I particularly liked the structure of Janet Browne and Sharon Messenger’s Victorian spectacle: Julia Pastrana, the bearded and hairy female. The authors looked at the public reaction to the “freak” Pastrana as she toured exhibition halls before, during and after the “Darwinian moment” of 1859. This allowed them to consider how thinking changed in the light of Charles Darwin’s On the Origin of Species. In Relics, replicas and commemorations, Soraya de Chadarevian marked the 50th anniversary of the discovery of the double-helical structure of DNA in a completely original way – tracing the story of one of the metal base pairs used in original Watson-Crick model from its conception and manufacture to its neglect and ultimate apotheosis. There is another coming in my last issue – December 2009 – by D. Graham Burnett with a really fresh take on the apparent analogy Darwin set up between artificial and natural selection. Burnett argues, extremely persuasively I think, that it isn’t an analogy at all.

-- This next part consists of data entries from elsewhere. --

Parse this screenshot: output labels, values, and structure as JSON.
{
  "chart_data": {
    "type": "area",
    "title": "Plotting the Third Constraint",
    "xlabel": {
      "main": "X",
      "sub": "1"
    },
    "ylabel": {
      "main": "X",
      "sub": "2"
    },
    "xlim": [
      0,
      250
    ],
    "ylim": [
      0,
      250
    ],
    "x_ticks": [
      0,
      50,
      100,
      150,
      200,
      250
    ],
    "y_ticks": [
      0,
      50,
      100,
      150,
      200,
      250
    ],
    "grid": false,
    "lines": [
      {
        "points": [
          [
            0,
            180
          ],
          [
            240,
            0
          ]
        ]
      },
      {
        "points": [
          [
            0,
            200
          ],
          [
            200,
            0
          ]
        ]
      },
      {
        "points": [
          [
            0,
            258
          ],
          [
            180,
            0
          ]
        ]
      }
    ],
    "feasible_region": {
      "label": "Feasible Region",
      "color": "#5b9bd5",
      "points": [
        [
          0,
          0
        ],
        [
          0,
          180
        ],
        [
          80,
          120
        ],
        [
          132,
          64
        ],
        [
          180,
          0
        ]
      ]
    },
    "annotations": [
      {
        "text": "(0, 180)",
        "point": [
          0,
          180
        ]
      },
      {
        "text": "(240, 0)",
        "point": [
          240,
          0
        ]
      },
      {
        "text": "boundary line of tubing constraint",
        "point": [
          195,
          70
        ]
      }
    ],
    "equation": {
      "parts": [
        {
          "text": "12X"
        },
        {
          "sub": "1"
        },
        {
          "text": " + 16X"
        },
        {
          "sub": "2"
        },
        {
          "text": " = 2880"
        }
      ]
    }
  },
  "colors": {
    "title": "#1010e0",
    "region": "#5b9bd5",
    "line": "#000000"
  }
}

There were several authors who could really write, for whom I had to do virtually no editing at all. For example: Mary Anne Andrei wrote with consummate ease about The accidental conservationist: William T. Hornaday, the Smithsonian bison expeditions and the US National Zoo; John C. Waller created a wonderfully accomplished article on Parents and children: ideas of heredity in the 19th century; James Delbourgo’s Underwater-works: voyages and visions of the submarine was a treat from beginning to end; and all 30 articles delivered by Patricia Fara were pretty much word-perfect.

Endeavour
was rather special for the room it gave to illustrations. In recent years, the budget for sourcing images has been tightening and I wouldn’t be surprised if the stream of illustrations gradually dries up in the coming years. But while it lasted, there were plenty of visually arresting pieces. Robert A. Jones’ article ‘How many female scientists do you know?’ had some super stills from British films from the 1950s and 1960s that had some of the earliest portrayals of female scientists. In Sherlock Holmes: scientific detective, Laura J. Snyder reproduced some lovely cover images and engravings from Arthur Conan Doyle’s books. And Kristian Hvidtfelt Nielsen brought us some marvellous unpublished satirical cartoons as he went In search of the sea monster.

I have a longlist of articles that’s too long to list, but looking down it exposes my bias for the history of biology and more specifically the history of natural history. If I’d been a better editor, I would have resisted indulging my own interests. Then Endeavour might have had more history of chemistry, physics, technology and medicine. I expect the new editor – whoever it is – will be able to put this right. I just hope they also manage to maintain the journal’s relative readability.

Moving on, sad as it is, now frees me up to concentrate on writing Political Animal and then, I hope, other books. But I am determined to stay in close contact with the history of science community I have got to know and like so well. I have met many hundred super people and enjoyed working with all of them.